One of the main limitations was that this was an analysis of secondary outcome measures. Though a minimum required sample size was reached, using a subset of participants of the larger trial affected the allocation ratio and randomization. Baseline characteristics, however, were not significantly different between groups in this secondary analysis. In addition, compared with the effects of FES cycling on chronic patients with SCI [4], it is possible that the effects of whole-body exercise on neurologic recovery may be too small to ascertain from the variability in neurologic improvement during the first 18 months after injury. Based on the longitudinal data from SCI Model Systems, Sygen, and EMSCI databases, motor change can increase an average of 10–14 points in individuals with complete tetraplegia and 30–50 points in individuals with incomplete tetraplegia in the first year after injury [3]. However, based on the Sygen data, 78–93% of this change occurred in the first 6 months after injury [3], which was a timeframe excluded from the present study.

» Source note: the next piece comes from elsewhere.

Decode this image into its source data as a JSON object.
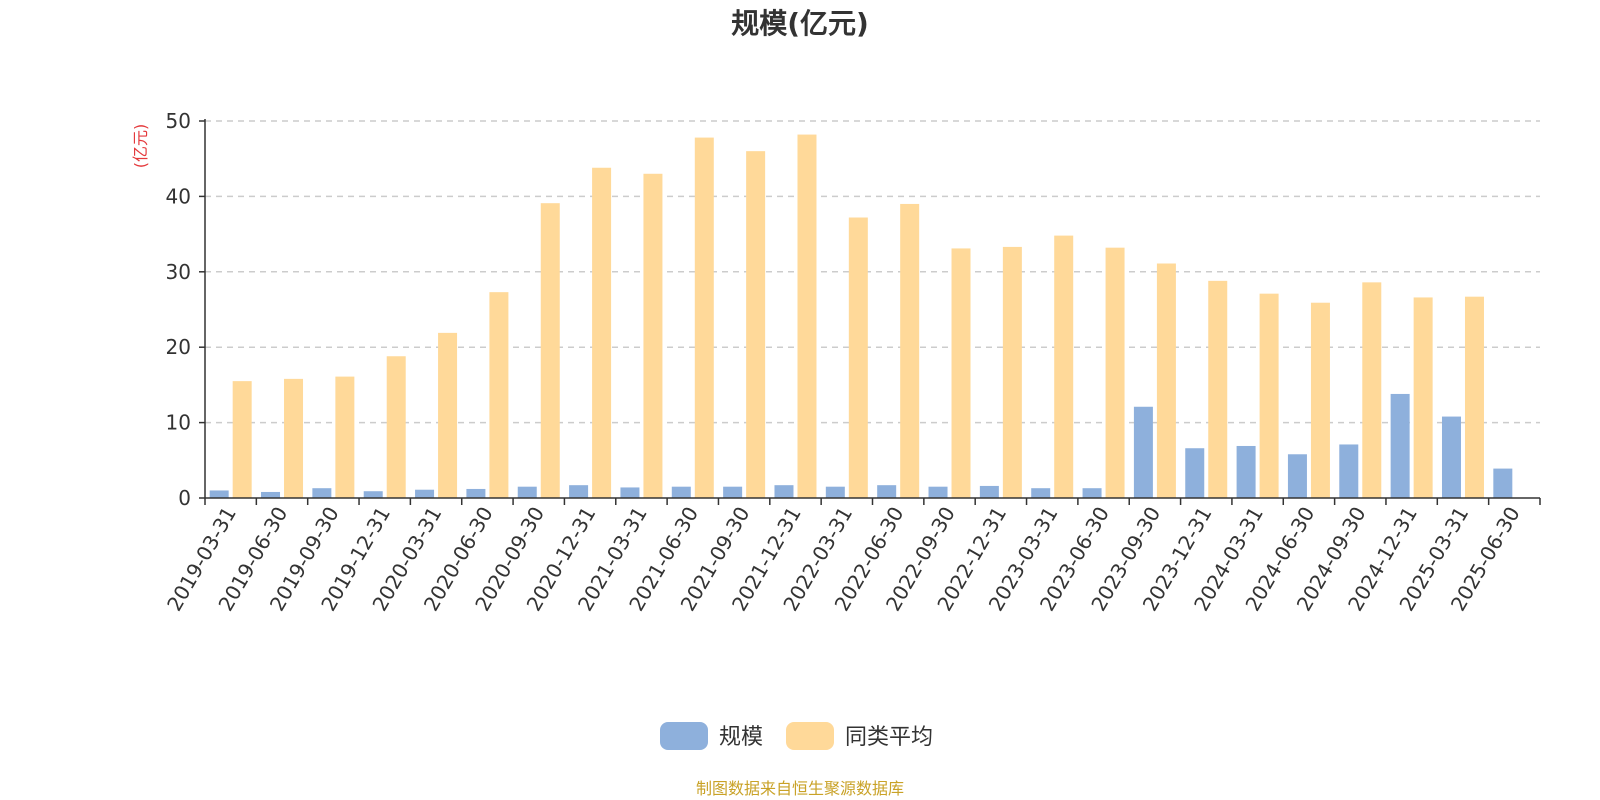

Another limitation is inter-rater reliability. While inter-rater reliability for the ISNCSCI is relatively high, especially for motor score [14], we did not specifically test for this in the present study. In addition, the MAS has a low inter-rater reliability of 0.53–0.77 in lower extremity muscles in patients with SCI [12]. Thus, having multiple raters may have prevented noting statistically or clinically significant change. Future research studies may benefit from using a single rater to reduce this variability.

Conclusions

Hybrid-FES rowing does not improve natural neurologic recovery or spasticity during 6 to 18 months after SCI, regardless of level of injury, AIS classification, or total amount of hybrid-FES rowing completed, when compared to the current standard of care. Given the breadth of level of injury and AIS classifications studied, these findings are likely generalizable to the SCI population. It may be considered early in rehabilitation to counteract the effects of detraining that occur after SCI and provide increased aerobic demand to help mitigate cardiovascular risk.